### Neural Network for Criteo Clickthrough Data
We will implement a neural network to predict ad clickthrough probabilities with Keras. 
We start by importing some modules. 

In [57]:
import numpy as np
import tensorflow as tf
import tensorflow.keras as keras
import random

The neural network consists of 3 dense hidden layers, each with 500 neurons, and a single-neuron final layer with a sigmoid activation function, representing the probability that the ad is clicked.
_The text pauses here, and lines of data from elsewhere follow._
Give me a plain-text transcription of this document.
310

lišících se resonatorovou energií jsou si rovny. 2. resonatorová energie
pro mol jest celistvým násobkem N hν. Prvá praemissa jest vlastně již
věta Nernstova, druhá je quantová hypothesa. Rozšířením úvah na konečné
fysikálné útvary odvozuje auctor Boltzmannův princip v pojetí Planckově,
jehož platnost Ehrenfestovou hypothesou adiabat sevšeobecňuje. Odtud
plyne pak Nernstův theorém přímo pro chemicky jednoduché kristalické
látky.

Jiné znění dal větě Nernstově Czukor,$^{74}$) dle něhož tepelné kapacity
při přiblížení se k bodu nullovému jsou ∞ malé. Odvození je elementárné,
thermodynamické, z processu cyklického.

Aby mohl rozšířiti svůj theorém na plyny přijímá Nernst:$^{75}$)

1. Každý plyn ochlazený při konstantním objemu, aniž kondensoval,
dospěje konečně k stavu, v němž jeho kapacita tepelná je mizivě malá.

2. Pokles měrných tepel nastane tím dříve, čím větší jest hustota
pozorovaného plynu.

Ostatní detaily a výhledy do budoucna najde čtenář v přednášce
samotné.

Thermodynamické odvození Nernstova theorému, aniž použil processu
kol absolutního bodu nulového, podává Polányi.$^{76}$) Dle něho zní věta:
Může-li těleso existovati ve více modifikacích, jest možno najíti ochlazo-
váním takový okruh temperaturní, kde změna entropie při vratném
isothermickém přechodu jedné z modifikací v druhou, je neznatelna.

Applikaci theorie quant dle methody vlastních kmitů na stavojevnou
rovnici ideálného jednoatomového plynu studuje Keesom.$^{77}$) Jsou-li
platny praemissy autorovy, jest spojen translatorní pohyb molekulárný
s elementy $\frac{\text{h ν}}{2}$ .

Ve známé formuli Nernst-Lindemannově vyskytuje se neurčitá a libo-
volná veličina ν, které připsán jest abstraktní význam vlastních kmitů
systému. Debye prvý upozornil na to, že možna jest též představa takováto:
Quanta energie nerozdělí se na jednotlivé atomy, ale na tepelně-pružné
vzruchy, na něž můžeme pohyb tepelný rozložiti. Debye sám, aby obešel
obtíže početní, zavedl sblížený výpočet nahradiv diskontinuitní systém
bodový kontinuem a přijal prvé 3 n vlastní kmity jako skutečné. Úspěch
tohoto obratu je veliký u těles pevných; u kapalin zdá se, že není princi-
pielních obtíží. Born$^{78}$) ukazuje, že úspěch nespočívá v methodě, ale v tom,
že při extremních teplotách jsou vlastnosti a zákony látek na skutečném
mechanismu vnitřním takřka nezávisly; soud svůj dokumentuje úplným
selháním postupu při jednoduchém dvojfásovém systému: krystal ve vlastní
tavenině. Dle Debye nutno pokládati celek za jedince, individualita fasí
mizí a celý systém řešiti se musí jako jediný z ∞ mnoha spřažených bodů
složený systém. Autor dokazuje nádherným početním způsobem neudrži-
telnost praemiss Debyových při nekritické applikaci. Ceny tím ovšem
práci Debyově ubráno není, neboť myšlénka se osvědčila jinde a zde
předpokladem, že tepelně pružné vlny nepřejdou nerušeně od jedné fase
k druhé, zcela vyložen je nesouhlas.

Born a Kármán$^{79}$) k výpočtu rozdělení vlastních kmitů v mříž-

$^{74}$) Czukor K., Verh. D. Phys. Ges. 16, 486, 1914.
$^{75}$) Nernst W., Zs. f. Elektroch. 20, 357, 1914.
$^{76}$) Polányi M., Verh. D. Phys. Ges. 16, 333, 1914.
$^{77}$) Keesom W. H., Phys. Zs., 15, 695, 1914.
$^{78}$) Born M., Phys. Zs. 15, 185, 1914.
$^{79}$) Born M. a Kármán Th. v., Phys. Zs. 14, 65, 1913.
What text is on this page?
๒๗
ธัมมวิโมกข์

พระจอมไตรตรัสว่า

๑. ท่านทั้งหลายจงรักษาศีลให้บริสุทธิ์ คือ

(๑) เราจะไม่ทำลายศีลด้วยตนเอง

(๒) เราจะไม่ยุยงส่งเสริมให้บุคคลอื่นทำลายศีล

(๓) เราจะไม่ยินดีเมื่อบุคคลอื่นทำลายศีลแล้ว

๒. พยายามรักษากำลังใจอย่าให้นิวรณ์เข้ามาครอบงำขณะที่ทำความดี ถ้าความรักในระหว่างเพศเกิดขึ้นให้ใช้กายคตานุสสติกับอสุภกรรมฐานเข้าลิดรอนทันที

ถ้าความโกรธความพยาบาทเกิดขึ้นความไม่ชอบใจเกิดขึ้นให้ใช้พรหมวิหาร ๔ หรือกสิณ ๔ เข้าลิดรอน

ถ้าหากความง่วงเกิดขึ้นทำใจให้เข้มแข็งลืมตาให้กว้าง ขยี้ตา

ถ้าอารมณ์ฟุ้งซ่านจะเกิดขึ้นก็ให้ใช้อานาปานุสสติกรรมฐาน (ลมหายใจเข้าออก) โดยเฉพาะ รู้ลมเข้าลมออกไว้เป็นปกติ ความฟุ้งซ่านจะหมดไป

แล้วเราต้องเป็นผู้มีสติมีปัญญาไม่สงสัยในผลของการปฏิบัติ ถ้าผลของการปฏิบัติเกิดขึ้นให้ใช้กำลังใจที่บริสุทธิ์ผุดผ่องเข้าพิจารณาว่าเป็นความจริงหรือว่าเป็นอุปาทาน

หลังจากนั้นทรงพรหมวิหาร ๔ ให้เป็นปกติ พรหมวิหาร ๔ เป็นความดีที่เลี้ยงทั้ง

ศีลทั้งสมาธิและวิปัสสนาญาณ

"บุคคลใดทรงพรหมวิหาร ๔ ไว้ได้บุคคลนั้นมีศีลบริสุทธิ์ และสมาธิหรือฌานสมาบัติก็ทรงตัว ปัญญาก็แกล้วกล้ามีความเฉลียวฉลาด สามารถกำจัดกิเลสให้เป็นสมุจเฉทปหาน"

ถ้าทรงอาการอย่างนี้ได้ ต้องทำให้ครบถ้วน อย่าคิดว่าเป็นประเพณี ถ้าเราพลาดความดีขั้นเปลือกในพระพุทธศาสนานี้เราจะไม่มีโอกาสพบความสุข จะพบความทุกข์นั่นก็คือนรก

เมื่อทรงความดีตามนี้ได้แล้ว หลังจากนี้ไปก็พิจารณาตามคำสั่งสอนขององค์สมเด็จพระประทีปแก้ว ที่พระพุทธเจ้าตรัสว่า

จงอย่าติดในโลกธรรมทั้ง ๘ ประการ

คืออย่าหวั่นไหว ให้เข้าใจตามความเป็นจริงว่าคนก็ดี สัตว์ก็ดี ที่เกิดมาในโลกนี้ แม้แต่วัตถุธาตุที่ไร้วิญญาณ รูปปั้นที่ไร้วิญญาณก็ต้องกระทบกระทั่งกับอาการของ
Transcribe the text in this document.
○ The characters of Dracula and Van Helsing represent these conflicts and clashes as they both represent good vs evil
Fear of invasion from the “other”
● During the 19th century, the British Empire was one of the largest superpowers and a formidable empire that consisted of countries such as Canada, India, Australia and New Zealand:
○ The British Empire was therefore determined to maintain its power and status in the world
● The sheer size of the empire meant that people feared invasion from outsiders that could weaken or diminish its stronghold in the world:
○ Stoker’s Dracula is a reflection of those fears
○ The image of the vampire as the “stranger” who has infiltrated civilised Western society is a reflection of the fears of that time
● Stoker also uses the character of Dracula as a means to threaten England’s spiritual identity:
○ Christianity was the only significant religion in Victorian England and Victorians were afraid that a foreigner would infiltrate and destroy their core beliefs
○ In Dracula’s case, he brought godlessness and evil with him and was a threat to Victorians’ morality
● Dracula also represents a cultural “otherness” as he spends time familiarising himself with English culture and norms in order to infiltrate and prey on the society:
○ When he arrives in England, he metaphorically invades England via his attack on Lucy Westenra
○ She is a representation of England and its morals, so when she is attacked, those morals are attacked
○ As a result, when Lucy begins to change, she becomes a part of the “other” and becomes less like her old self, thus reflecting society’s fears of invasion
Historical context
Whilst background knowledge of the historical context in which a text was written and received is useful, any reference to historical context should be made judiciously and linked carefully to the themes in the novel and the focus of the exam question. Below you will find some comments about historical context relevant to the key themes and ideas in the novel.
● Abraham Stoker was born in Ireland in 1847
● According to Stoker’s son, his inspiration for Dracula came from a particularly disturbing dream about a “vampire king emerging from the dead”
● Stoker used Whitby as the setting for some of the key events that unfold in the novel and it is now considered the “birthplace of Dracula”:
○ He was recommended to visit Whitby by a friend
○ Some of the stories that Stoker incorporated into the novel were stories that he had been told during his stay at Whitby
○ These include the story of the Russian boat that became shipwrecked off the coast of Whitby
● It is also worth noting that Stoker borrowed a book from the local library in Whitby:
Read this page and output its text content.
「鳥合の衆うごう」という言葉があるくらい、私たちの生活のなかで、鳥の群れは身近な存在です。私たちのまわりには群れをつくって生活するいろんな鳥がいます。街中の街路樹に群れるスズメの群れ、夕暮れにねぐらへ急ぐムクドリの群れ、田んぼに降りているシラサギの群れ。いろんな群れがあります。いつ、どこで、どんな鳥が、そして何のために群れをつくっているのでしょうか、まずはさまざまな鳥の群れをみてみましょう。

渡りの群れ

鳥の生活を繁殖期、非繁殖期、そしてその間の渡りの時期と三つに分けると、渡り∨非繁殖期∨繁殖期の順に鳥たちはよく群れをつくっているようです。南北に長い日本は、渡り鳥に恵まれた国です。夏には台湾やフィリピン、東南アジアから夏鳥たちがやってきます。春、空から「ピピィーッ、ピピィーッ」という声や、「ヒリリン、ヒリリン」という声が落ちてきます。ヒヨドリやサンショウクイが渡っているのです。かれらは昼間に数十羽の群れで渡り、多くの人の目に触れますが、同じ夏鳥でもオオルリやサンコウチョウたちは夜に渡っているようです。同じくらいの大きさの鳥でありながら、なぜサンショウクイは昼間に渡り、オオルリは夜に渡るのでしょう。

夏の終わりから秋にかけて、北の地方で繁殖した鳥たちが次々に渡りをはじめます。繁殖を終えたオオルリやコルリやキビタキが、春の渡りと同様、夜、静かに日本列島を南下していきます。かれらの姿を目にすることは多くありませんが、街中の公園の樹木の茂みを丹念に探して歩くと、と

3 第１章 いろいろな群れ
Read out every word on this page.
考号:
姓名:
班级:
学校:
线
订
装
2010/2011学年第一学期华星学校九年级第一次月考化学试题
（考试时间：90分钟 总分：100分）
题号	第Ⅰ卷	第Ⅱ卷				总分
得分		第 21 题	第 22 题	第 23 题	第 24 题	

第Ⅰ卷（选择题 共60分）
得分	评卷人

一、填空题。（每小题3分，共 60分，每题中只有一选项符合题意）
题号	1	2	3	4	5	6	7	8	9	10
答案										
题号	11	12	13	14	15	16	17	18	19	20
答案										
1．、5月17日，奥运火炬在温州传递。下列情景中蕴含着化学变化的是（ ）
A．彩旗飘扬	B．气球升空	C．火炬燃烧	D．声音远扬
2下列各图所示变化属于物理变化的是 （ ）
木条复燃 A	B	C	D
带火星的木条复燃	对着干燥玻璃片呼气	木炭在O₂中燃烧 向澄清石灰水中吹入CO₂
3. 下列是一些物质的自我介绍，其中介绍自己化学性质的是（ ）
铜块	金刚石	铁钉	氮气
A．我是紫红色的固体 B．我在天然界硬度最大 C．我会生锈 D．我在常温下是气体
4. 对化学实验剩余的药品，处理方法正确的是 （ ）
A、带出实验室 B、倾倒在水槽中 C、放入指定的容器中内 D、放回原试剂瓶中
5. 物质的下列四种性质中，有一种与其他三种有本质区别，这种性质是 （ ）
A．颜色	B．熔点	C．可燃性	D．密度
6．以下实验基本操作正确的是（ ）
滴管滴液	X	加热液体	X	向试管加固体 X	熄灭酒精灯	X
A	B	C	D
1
We stack them together using `keras.Sequential`.

In [58]:
hidden_layer_1 = keras.layers.Dense(500, activation=tf.nn.relu)
hidden_layer_2 = keras.layers.Dense(500, activation=tf.nn.relu)
hidden_layer_3 = keras.layers.Dense(500, activation=tf.nn.relu)
final_layer = keras.layers.Dense(1, activation=tf.nn.sigmoid)

layers = keras.Sequential([
    hidden_layer_1,
    hidden_layer_2,
    hidden_layer_3,
    final_layer
])

This model will be trained with binary cross entropy loss since the dataset has two classes (1 = clicked, 0 = not clicked). For the optimizer, we will use ADAM. To evaluate the model, we use the accuracy metric, which simply shows us how often the model predicts correctly (probability > 0.5 when truth = 1, and probability < 0.5 when truth = 0).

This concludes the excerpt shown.